Kingman to pay for county fight against illegal dumpers

Mohave County's efforts to curtail illegal dumping may prove costly to Kingman residents, said City Manager Lou Sorensen.

"The purpose is commendable but it could mean an increase in sanitation fees paid by residents of the city," Sorensen said.

The illegal or "wildcat' dumping problem in the county will be funded by a $2 increase per ton in the tipping fees at the Cerbat and Mohave Valley landfills owned by the county and leased to an operator.

Waste Management, a private garbage collection company that works in local unincorporated areas, increased fees an average of six percent Jan.

1 covering the cost of tipping fees at the landfills.

The city may have to implement a similar price hike to cover the higher tipping fees.

Sorensen said the 9.3 percent increase is more than the city's budget can cover.

The residents of Lake Havasu City will not contribute to the funding of the county effort because that city does not use either county landfill.

"We wish there were other options to fund the program," said Acting Mohave County Public Works Director Mike Hendricks.

"This was something that was (done) to get the program started."

He estimated the increase in tipping fees will provide about $200,000 annually to hire someone to fill a law enforcement and educational position and to fund household hazardous waste collection days in Kingman and Bullhead City.

"I went out northeast of Kingman off I-40 over the weekend and the trash from wildcat dumping is terrible,' Hendricks said.

"It has been five years since the city raised the sanitation fee," Sorensen said.

"In that time tipping fees have increased from $23.53 per ton to the current $31.75."

The 2000 city budget includes $550,293 for tipping fees out of a total sanitation department budget of $1.9 million.

More than 25 percent of the budget collected from customers is used to pay for use of the Mohave County owned Cerbat landfill near Chloride.

The issue of increasing user fees for Kingman residents will go before the Municipal Utilities Commission for study.

If an increase is recommended, a public hearing will be scheduled.

Any increase in fees would likely take effect in the 2001 fiscal budget year, which begins in July.

Sorensen said an increase of between 80 cents and one dollar could be needed to cover the increased costs.
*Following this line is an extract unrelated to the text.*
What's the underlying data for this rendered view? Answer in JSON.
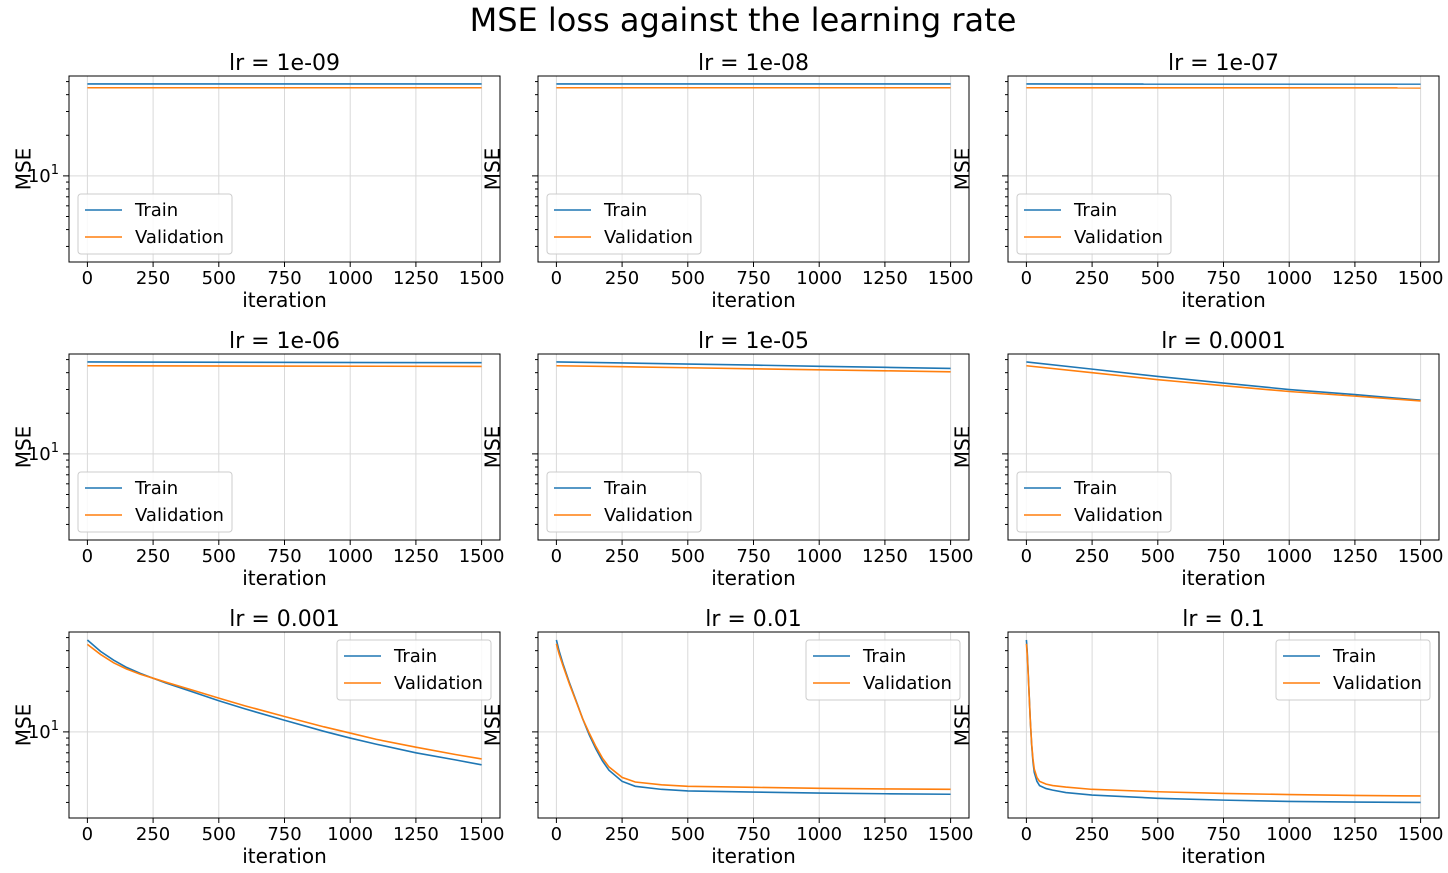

City Finance Director Roger Swenson has analyzed the cash flow for the Sanitation Department showing a negative cash flow is inevitable with increased tipping fees, higher truck fuel costs and other higher energy costs.

Sanitation service and water are provided to city residents by the City of Kingman through budgeted enterprise accounts funded entirely by user fees.

Sanitation fees must cover labor, maintenance, and purchase of trucks, waste containers and overhead.